With Cambodia facing a possible decline in tourism in 2009, the government needs to do more to mitigate any effects on tourism from the global financial crisis or the political instability in Thailand, several tour­ism experts said this week.

Some hotels and tour companies in Cambodia—particularly Siem Reap—say they have lowered expectations for 2009 already.

“Tourism is being affected; it will become worse,” said Ho Vandy, co-chairman of the Public-Private Sector Forum working group on tourism. “If we don’t do any prevention it will become worse and worse.”

He said he is scheduling a meeting with the government about the slowdown and has a list of ideas to present to Prime Minister Hun Sen at the Public-Private Sector Forum next week.

Ho Vandy, who is also president of the Cambodian Association of Travel Agents, said Cambodia needs to spend more money on marketing, allow more carriers to fly from Bangkok to Siem Reap and lower prices on a host of tourism-related items such as visas and Angkor Park entry tickets.

The government could encourage lower hotel and airline prices by reducing operating costs and taxes, he said.

The reopening of the Siha­noukville airport at the end of this year as scheduled should also help, he said.

He said he didn’t know how difficult it would be to convince the government to make the changes. But he said with so many businesses and individuals depending on tourism—from hotels and restaurants, to travel companies and tuk-tuk drivers—something must be done.

“If there’s no movement, how can you survive?” he asked.

Luu Meng, president of the Cam­bodia Hotel Association, said that there has been so little marketing of Cambodia that proper advertising could make a significant difference next year in attracting tourists.

“There’s a lot of room for grow­th,” he said, adding that the government needs to make more use of its new “Kingdom of Wonder” marketing scheme. But he said that tour agencies also must start selling Cambodia better.

“When they sell Cambodia they don’t really sell Cambodia, they sell Vietnam with the final destination being Angkor Wat,” he said.

Marketing needs to capitalize on the growing tourism infrastructure and other destinations being developed in Cambodia, he said.

Cambodia should also work on setting up package tours that in­clude Singapore, Malaysia and Hong Kong rather than Thailand, which some tourists are currently avoiding, he said.

So far the government is predicting slow growth for 2008 and 2009, Tourism Ministry Secretary of State So Mara said Thursday.

The government had projected 20 percent growth in tourism earlier in the year but So Mara said that figure has been lowered to 10 percent.

“We would say slower growth [in 2009],” he said, adding that Cam­bodia is not alone in experiencing a slowdown in tourism.

Tourism growth is declining worldwide after years of large expansion, according to the UN World Tourism Organization’s bar­ometer released this week. It is in the Asia and Pacific region where tourism is expected to be hit hardest, according to the UNWTO, with growth expected to decline through the wet season and possibly reach negative numbers in August.

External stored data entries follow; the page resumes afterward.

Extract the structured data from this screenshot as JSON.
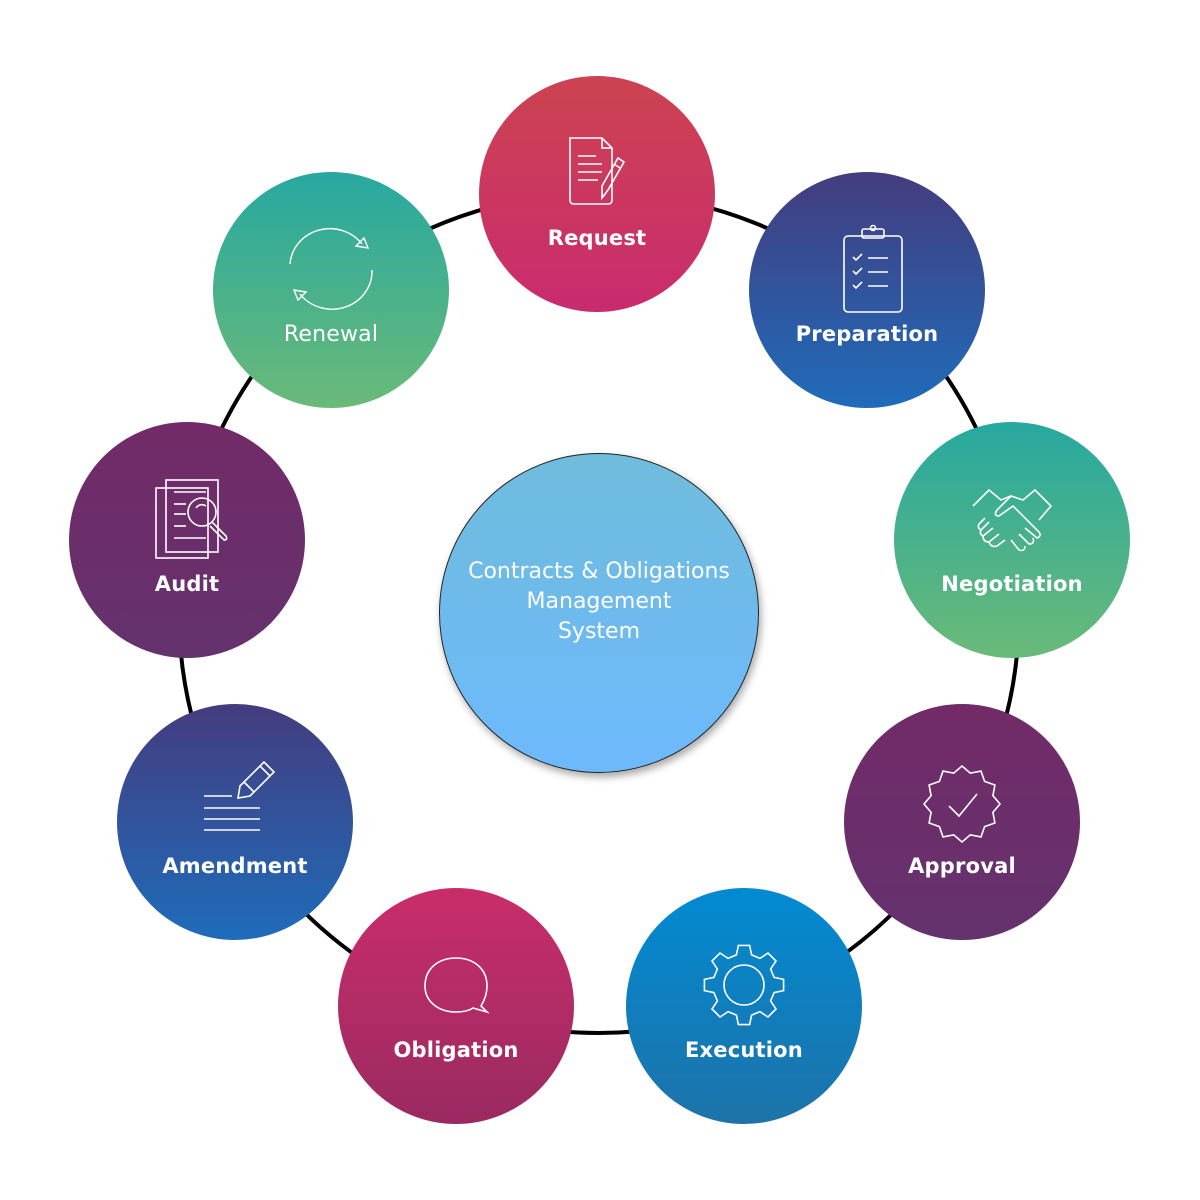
{
  "center": {
    "lines": [
      "Contracts & Obligations",
      "Management",
      "System"
    ],
    "gradient": [
      "#6fbcdc",
      "#6db9fd"
    ]
  },
  "stages": [
    {
      "label": "Request",
      "icon": "document-pen-icon",
      "gradient": [
        "#cd4351",
        "#c92b6f"
      ]
    },
    {
      "label": "Preparation",
      "icon": "clipboard-checklist-icon",
      "gradient": [
        "#443c7e",
        "#1f6cba"
      ]
    },
    {
      "label": "Negotiation",
      "icon": "handshake-icon",
      "gradient": [
        "#27a8a0",
        "#6aba78"
      ]
    },
    {
      "label": "Approval",
      "icon": "badge-check-icon",
      "gradient": [
        "#722b68",
        "#64326d"
      ]
    },
    {
      "label": "Execution",
      "icon": "gear-icon",
      "gradient": [
        "#028ad2",
        "#1d73a8"
      ]
    },
    {
      "label": "Obligation",
      "icon": "speech-bubble-icon",
      "gradient": [
        "#c92d6a",
        "#9a2a61"
      ]
    },
    {
      "label": "Amendment",
      "icon": "pencil-lines-icon",
      "gradient": [
        "#443c7e",
        "#1f6cba"
      ]
    },
    {
      "label": "Audit",
      "icon": "document-search-icon",
      "gradient": [
        "#722b68",
        "#64326d"
      ]
    },
    {
      "label": "Renewal",
      "icon": "refresh-cycle-icon",
      "gradient": [
        "#27a8a0",
        "#6aba78"
      ]
    }
  ],
  "ring_color": "#000000"
}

So Mara said that Cambodia, unlike other countries, isn’t suffering from political instability and is planning on expanding its new marketing campaign to India, the Mid­dle East, Russia and China, where the financial crisis has had less of an effect.

He said the government welcomed the ideas from the private sector and would consider them. But he added that some of the recommendations, such as changes re-gard­ing visas and airports, fall outside his ministry’s authority.

“We can raise ideas, but it’s up to other ministries,” he said.

At Asia VIPA Travel & Tours in Siem Reap, managing director Chhin Vivath said he so far doesn’t have any bookings for January and expects 50 percent reductions in clients in December compared to the year before.